Background
When I was little, I saved up my money ($300-ish), and bought a iRobot Create. I found out about it when I was playing in ScratchX, and I was hooked.
It's an old type of Roomba, but iRobot refurbishes them, and they published documentation on how to control it.
Some while later, I found out about Home Assistant. It's basically a home automation platform, and it supports all sorts of things. Given that the iRobot Create was an old Roomba and didn't have WiFi capability, I decided to code an adapter for it.
I called it Fiomba. It took a while, but eventually I made it.
What came next
After a while, I stopped using the Roomba. My Home Assistant config also became convoluted multiple times, so I reset my config.
But eventually, I decided I wanted to start working on it again. I had learned a fair bit about Python since then, and I wanted to make a more optimized version of Fiomba.
(FYI 2vFiomba just means Fiomba Version 2, except that it shows up first in the file manager.)

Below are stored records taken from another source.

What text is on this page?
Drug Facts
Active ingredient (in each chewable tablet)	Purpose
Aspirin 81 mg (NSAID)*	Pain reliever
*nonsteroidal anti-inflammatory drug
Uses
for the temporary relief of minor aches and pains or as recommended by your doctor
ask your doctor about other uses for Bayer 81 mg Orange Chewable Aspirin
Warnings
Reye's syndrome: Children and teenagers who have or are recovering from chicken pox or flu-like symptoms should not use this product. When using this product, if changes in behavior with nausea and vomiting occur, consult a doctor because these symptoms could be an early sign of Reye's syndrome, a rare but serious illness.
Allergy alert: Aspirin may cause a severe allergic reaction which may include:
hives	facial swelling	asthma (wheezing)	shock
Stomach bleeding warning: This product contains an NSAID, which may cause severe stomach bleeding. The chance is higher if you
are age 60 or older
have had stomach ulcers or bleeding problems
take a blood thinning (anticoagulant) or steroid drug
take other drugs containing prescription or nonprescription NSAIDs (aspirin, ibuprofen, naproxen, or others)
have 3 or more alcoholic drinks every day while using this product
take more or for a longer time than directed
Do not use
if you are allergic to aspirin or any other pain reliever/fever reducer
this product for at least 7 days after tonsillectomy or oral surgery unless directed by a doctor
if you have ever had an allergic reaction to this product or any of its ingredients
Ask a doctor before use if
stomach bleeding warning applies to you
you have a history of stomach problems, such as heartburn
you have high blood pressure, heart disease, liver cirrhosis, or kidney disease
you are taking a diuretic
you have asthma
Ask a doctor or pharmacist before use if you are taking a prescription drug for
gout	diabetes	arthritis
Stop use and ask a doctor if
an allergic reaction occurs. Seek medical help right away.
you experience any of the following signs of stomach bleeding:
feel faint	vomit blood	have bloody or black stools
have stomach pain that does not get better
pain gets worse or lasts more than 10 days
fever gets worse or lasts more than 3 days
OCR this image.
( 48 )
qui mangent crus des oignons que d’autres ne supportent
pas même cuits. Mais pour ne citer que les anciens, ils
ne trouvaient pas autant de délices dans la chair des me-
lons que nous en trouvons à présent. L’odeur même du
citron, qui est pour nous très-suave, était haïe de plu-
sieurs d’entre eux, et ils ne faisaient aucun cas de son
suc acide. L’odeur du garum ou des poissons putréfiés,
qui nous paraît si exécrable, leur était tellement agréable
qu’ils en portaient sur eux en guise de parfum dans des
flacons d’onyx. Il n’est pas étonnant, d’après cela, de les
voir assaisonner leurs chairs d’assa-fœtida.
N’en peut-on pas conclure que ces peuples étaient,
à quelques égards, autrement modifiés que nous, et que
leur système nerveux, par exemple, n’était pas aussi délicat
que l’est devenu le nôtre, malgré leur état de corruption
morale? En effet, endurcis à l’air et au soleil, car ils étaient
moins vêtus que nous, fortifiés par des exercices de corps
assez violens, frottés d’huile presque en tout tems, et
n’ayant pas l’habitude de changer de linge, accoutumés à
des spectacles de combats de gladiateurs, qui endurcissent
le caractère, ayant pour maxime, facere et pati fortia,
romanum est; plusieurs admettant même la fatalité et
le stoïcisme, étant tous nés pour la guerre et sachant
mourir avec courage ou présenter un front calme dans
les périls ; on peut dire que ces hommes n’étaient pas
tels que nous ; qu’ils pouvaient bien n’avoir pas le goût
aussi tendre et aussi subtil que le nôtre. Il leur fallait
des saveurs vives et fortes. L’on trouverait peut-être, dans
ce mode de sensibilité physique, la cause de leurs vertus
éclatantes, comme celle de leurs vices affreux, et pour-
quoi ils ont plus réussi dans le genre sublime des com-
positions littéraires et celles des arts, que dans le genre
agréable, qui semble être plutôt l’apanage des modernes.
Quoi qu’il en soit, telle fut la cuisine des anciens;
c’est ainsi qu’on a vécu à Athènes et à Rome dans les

What went on during coding
Well first, I realized I needed to set up MQTT again (protocol for real-time data) in Home Assistant. I waited for HA to update, then I set up the plugin + integration.
Then I had to fix the outside lights, which took forever, given that they're made by Tuya.
Knowing that I wanted to make it more documented, I wanted to use constants for each opcode. However, you can't add documentation to a constant easily, but I eventually found this answer .
Next, I waited for
sudo apt full-upgrade
to finish. After that, I installed oh-my-posh on the pi (that was
mounted to the Roomba) just because fancy prompts look nice.
I found out that those annotations didn't actually show in VS Code, so I made an issue . For the meantime, I'm just using a docstring after each line, which VS Code supports.
Then I started coding. I got an example that gets the sensors status, but apparently my version of Python was old. So I built Python 3.11 (for the sake of speed).
Then I messed everything up, so I took a backup of
/home/pi
(for the memories), and flashed the SD card with the latest Raspbian
Lite image.
After that, I just speedran coding, and after some bug patching it worked. Check the source and feel free to look at the commits.